Filmmaker Ava DuVernay Enlists Diverse Cast for Disney’s ‘A Wrinkle in Time’

Chris Pine and Ava DuVernay on the set of Disney’s A WRINKLE IN TIME. ©Disney Enterprises. CR: Atsushi Nishijima.

By ANGELA DAWSON

Front Row Features

HOLLYWOOD—No one’s as big a fan of filmmaker Ava DuVernay (“Selma,” “13th”) than those who’ve worked with her. Just ask Oprah Winfrey, who not only has produced some of the filmmaker’s projects as she did on “Selma” and the TV series “Queen Sugar,” she also sometimes appears in them, as she does in the soon to be released “A Wrinkle in Time.”

“It fills my heart every time I think about Ava, with her dreads and her sneakers and these big cranes and all of these men running around taking direction from her,” says Winfrey, who plays a giant magic character named Mrs. Which in the children’s fantasy film. “To see her be the master of that, to orchestrate all of that was powerful and inspiring.”

Adds Reese Witherspoon, who plays another magical being called Mrs. Whatsit in the film, “It’s very flattering to be chosen to be part of Ava’s movies because she doesn’t just make a movie, she makes an experience for everyone. She cares about what happens in front of the camera and she cares about what happens behind the camera, and everybody feels like they are important.”

For Zach Galifianakis (“The Hangover” films, “Baskets”), who plays a character called the Happy Medium in the film, getting a chance to work on a children’s movie made by an acclaimed director whom he already admired from her previous work, was reward enough.

“When you’re a stand-up comic, you kind of have sometimes, not a chip on your shoulder, but you don’t feel like—that’s where I come from, and so to be involved in such a big, big, big movie like this.

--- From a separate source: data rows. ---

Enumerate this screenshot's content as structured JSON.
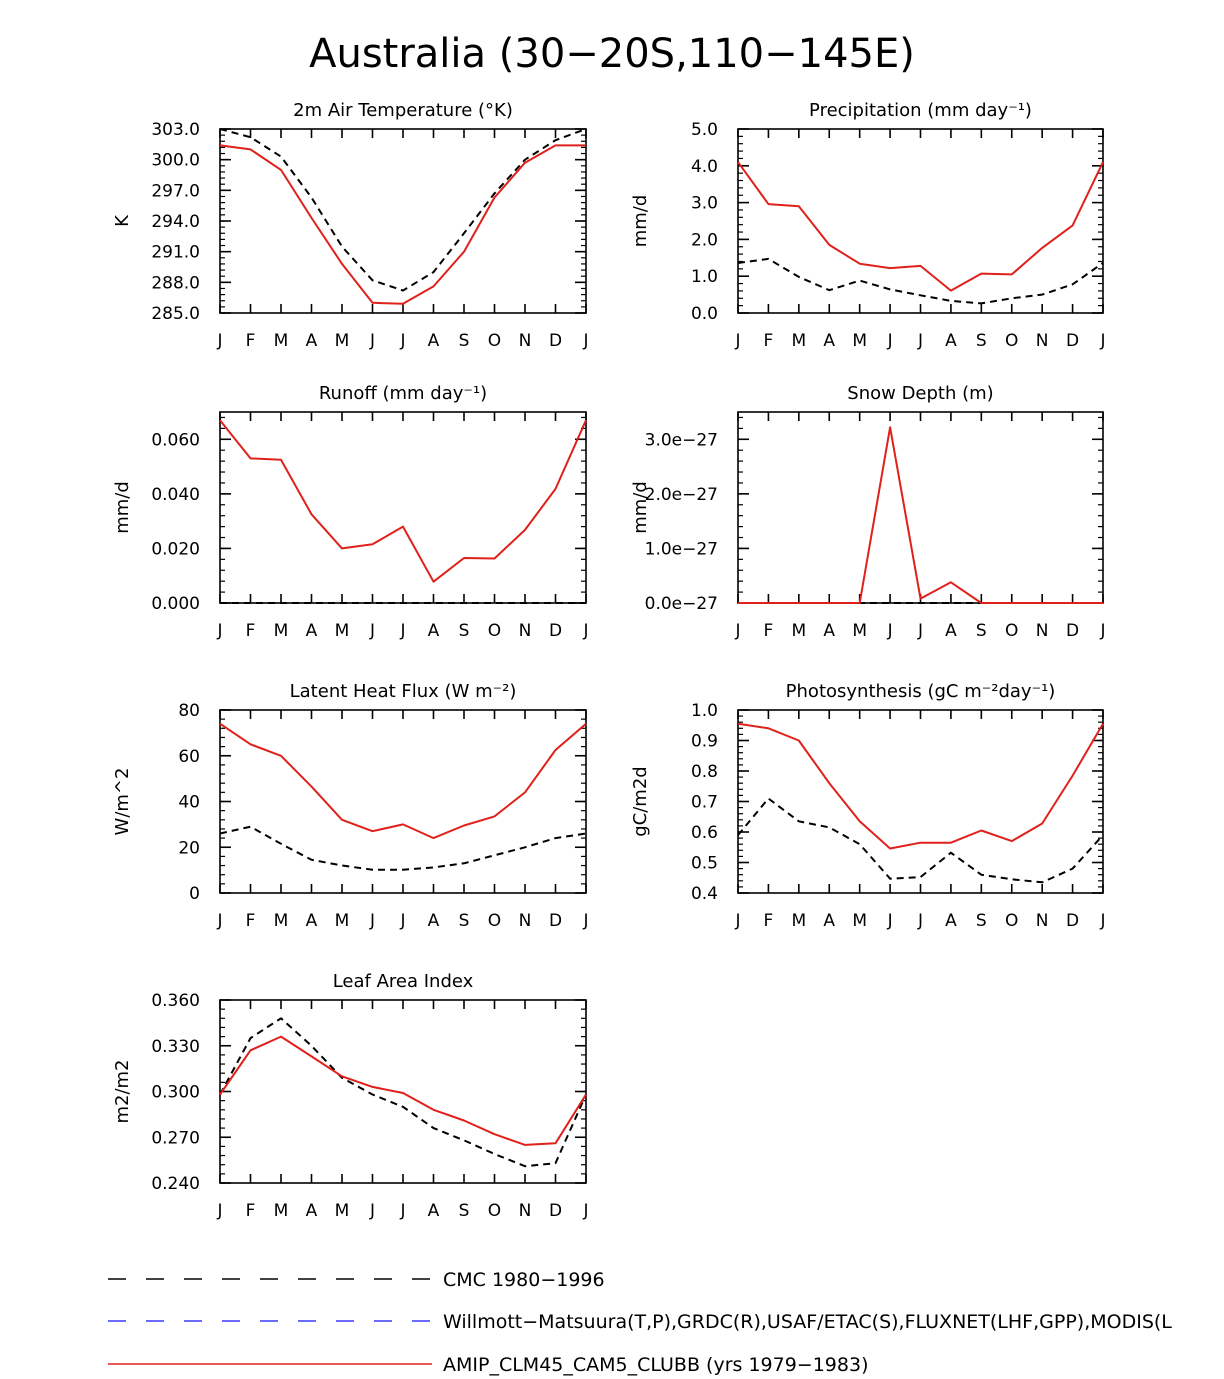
{
  "title": "Australia (30−20S,110−145E)",
  "months": [
    "J",
    "F",
    "M",
    "A",
    "M",
    "J",
    "J",
    "A",
    "S",
    "O",
    "N",
    "D",
    "J"
  ],
  "colors": {
    "cmc": "#000000",
    "obs": "#3a3aff",
    "model": "#e0201b",
    "axis": "#000000"
  },
  "legend": [
    {
      "key": "cmc",
      "label": "CMC 1980−1996",
      "style": "dashed"
    },
    {
      "key": "obs",
      "label": "Willmott−Matsuura(T,P),GRDC(R),USAF/ETAC(S),FLUXNET(LHF,GPP),MODIS(L",
      "style": "dashed"
    },
    {
      "key": "model",
      "label": "AMIP_CLM45_CAM5_CLUBB (yrs 1979−1983)",
      "style": "solid"
    }
  ],
  "chart_data": [
    {
      "type": "line",
      "title": "2m Air Temperature (°K)",
      "ylabel": "K",
      "ylim": [
        285,
        303
      ],
      "yticks": [
        285,
        288,
        291,
        294,
        297,
        300,
        303
      ],
      "ytick_labels": [
        "285.0",
        "288.0",
        "291.0",
        "294.0",
        "297.0",
        "300.0",
        "303.0"
      ],
      "series": [
        {
          "name": "CMC 1980−1996",
          "key": "cmc",
          "values": [
            303.0,
            302.2,
            300.3,
            296.3,
            291.5,
            288.2,
            287.2,
            289.0,
            292.8,
            296.7,
            300.0,
            301.9,
            303.0
          ]
        },
        {
          "name": "AMIP_CLM45_CAM5_CLUBB",
          "key": "model",
          "values": [
            301.4,
            301.0,
            299.0,
            294.3,
            289.8,
            286.0,
            285.9,
            287.6,
            291.0,
            296.3,
            299.7,
            301.4,
            301.4
          ]
        }
      ]
    },
    {
      "type": "line",
      "title": "Precipitation (mm day⁻¹)",
      "ylabel": "mm/d",
      "ylim": [
        0,
        5
      ],
      "yticks": [
        0,
        1,
        2,
        3,
        4,
        5
      ],
      "ytick_labels": [
        "0.0",
        "1.0",
        "2.0",
        "3.0",
        "4.0",
        "5.0"
      ],
      "series": [
        {
          "name": "CMC 1980−1996",
          "key": "cmc",
          "values": [
            1.36,
            1.47,
            0.98,
            0.62,
            0.88,
            0.64,
            0.48,
            0.33,
            0.26,
            0.4,
            0.5,
            0.78,
            1.36
          ]
        },
        {
          "name": "AMIP_CLM45_CAM5_CLUBB",
          "key": "model",
          "values": [
            4.1,
            2.96,
            2.9,
            1.85,
            1.34,
            1.22,
            1.28,
            0.61,
            1.07,
            1.05,
            1.77,
            2.38,
            4.1
          ]
        }
      ]
    },
    {
      "type": "line",
      "title": "Runoff (mm day⁻¹)",
      "ylabel": "mm/d",
      "ylim": [
        0,
        0.07
      ],
      "yticks": [
        0,
        0.02,
        0.04,
        0.06
      ],
      "ytick_labels": [
        "0.000",
        "0.020",
        "0.040",
        "0.060"
      ],
      "series": [
        {
          "name": "CMC 1980−1996",
          "key": "cmc",
          "values": [
            0,
            0,
            0,
            0,
            0,
            0,
            0,
            0,
            0,
            0,
            0,
            0,
            0
          ]
        },
        {
          "name": "AMIP_CLM45_CAM5_CLUBB",
          "key": "model",
          "values": [
            0.067,
            0.053,
            0.0525,
            0.0325,
            0.02,
            0.0215,
            0.028,
            0.0078,
            0.0165,
            0.0163,
            0.0268,
            0.0418,
            0.067
          ]
        }
      ]
    },
    {
      "type": "line",
      "title": "Snow Depth (m)",
      "ylabel": "mm/d",
      "ylim": [
        0,
        3.5e-27
      ],
      "yticks": [
        0,
        1e-27,
        2e-27,
        3e-27
      ],
      "ytick_labels": [
        "0.0e−27",
        "1.0e−27",
        "2.0e−27",
        "3.0e−27"
      ],
      "series": [
        {
          "name": "CMC 1980−1996",
          "key": "cmc",
          "values": [
            0,
            0,
            0,
            0,
            0,
            0,
            0,
            0,
            0,
            0,
            0,
            0,
            0
          ]
        },
        {
          "name": "AMIP_CLM45_CAM5_CLUBB",
          "key": "model",
          "values": [
            0,
            0,
            0,
            0,
            0,
            3.22e-27,
            8e-29,
            3.8e-28,
            0,
            0,
            0,
            0,
            0
          ]
        }
      ]
    },
    {
      "type": "line",
      "title": "Latent Heat Flux (W m⁻²)",
      "ylabel": "W/m^2",
      "ylim": [
        0,
        80
      ],
      "yticks": [
        0,
        20,
        40,
        60,
        80
      ],
      "ytick_labels": [
        "0",
        "20",
        "40",
        "60",
        "80"
      ],
      "series": [
        {
          "name": "CMC 1980−1996",
          "key": "cmc",
          "values": [
            26,
            29,
            21.5,
            14.5,
            12,
            10.2,
            10.2,
            11.2,
            13,
            16.5,
            20,
            24,
            26
          ]
        },
        {
          "name": "AMIP_CLM45_CAM5_CLUBB",
          "key": "model",
          "values": [
            74,
            65,
            60,
            46.5,
            32,
            27,
            30,
            24,
            29.5,
            33.5,
            44,
            62.5,
            74
          ]
        }
      ]
    },
    {
      "type": "line",
      "title": "Photosynthesis (gC m⁻²day⁻¹)",
      "ylabel": "gC/m2d",
      "ylim": [
        0.4,
        1.0
      ],
      "yticks": [
        0.4,
        0.5,
        0.6,
        0.7,
        0.8,
        0.9,
        1.0
      ],
      "ytick_labels": [
        "0.4",
        "0.5",
        "0.6",
        "0.7",
        "0.8",
        "0.9",
        "1.0"
      ],
      "series": [
        {
          "name": "CMC 1980−1996",
          "key": "cmc",
          "values": [
            0.59,
            0.71,
            0.635,
            0.615,
            0.56,
            0.447,
            0.452,
            0.532,
            0.46,
            0.445,
            0.435,
            0.48,
            0.59
          ]
        },
        {
          "name": "AMIP_CLM45_CAM5_CLUBB",
          "key": "model",
          "values": [
            0.955,
            0.94,
            0.9,
            0.76,
            0.635,
            0.546,
            0.565,
            0.565,
            0.605,
            0.57,
            0.628,
            0.785,
            0.955
          ]
        }
      ]
    },
    {
      "type": "line",
      "title": "Leaf Area Index",
      "ylabel": "m2/m2",
      "ylim": [
        0.24,
        0.36
      ],
      "yticks": [
        0.24,
        0.27,
        0.3,
        0.33,
        0.36
      ],
      "ytick_labels": [
        "0.240",
        "0.270",
        "0.300",
        "0.330",
        "0.360"
      ],
      "series": [
        {
          "name": "CMC 1980−1996",
          "key": "cmc",
          "values": [
            0.298,
            0.335,
            0.348,
            0.33,
            0.309,
            0.298,
            0.29,
            0.276,
            0.268,
            0.259,
            0.251,
            0.253,
            0.298
          ]
        },
        {
          "name": "AMIP_CLM45_CAM5_CLUBB",
          "key": "model",
          "values": [
            0.298,
            0.327,
            0.336,
            0.323,
            0.31,
            0.303,
            0.299,
            0.288,
            0.281,
            0.272,
            0.265,
            0.266,
            0.298
          ]
        }
      ]
    }
  ]
}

I feel real proud.”

During a press conference, DuVernay, who was born and raised in Long Beach, Calif., spoke about making the live-action Disney film, which is based on the classic children’s book by Madeleine L’Engle. The fantasy adventure centers on a young girl who is bullied at school because her scientist father disappeared four years previous. She and her younger adoptive brother go on an adventure with three mysterious women, who say they can take her to the other side of the universe to find him. In addition to Winfrey, Witherspoon and Galifianakis, the film stars “Star Trek’s” Chris Pine, Gugu Mbatha-Raw, Mindy Kaling, Michael Pena, Storm Reid, Andre Holland, Levi Miller and Deric McCabe.

Q: For whom did you make this film?

DuVernay: This is a film for young people and people who are young at heart—and for me. I have to ask myself, “Do I still have a heart,” first of all, and “Is there an inner child still in me? Did I tap into the 11, 12 or 13-year-old in me, and find that light that I used to have, that dreamer?” I got to do that for two years. I got to really get in touch with all that I thought I would be when I was young and really tap into that and try to create some magic with this great group of people.

Q: Do you feel like you accomplished what you set out to do?

DuVernay: I feel like I tried and gave everything I had to a film again. If that’s the “it,” then yes. There’s love in every frame of this movie and there’s love in every frame of everything that I do. I don’t have children. I won’t have children, by choice. These films are my children; they’re what I leave behind. They have my name on them (and) my blood in them. I feel I did that. From there, you offer it up to the world and you hope that (audiences) can see our intention.

This was an extraordinary experience for me. It’s emotional to sit here with (the cast) because we really held hands on this and became a family, trying to just give a little bit of sweetness to the world in these dark times. It’s a tough time right now. This film really saved me in a lot of ways from kind of going down dark holes and kept me in a really light-filled place so I’m grateful for the past few years working on “A Wrinkle in Time.”

Q: Is this the right film for young people conflicted over what’s happening in the country and the world?

DuVernay: Yeah, they’re living in a chaotic time. We’re living in a chaotic time as adults. Imagine if you’ve only been on the earth for 10, 11 or 12 years—the tension that you feel. To be able to just give a little breather and to say who you are is enough, and this is how you’re going to make it through by finding something in yourself that guides you. We all have that little voice inside of us, and a lot of times we don’t listen to it. A friend of mine had a tremendous episode of peer pressure of gigantic proportions that I’d never experienced or seen just a couple of weeks ago when the whole country—well, a lot of the country—was saying, “You should run for president.” She said, “Y’all, the voice inside of me says I am not your president. I can do good in the world in a different way, but a tremendous amount. Like, I probably would’ve even said, if everybody thinks I should, I’m going to give it a try.” That’s what we need more to tap into—your own voice. She’s the strongest I’ve ever met.

Q: The Happy Medium is female in the book but is played in your film by comedian Zach Galifianakis. Why the gender switch?

DuVernay: With a man bun. He demanded to wear a man bun. He was the first person who said this (movie is) something for boys too. Boys need to be able to see themselves be vulnerable and be able to follow a girl and just not always have to be macho.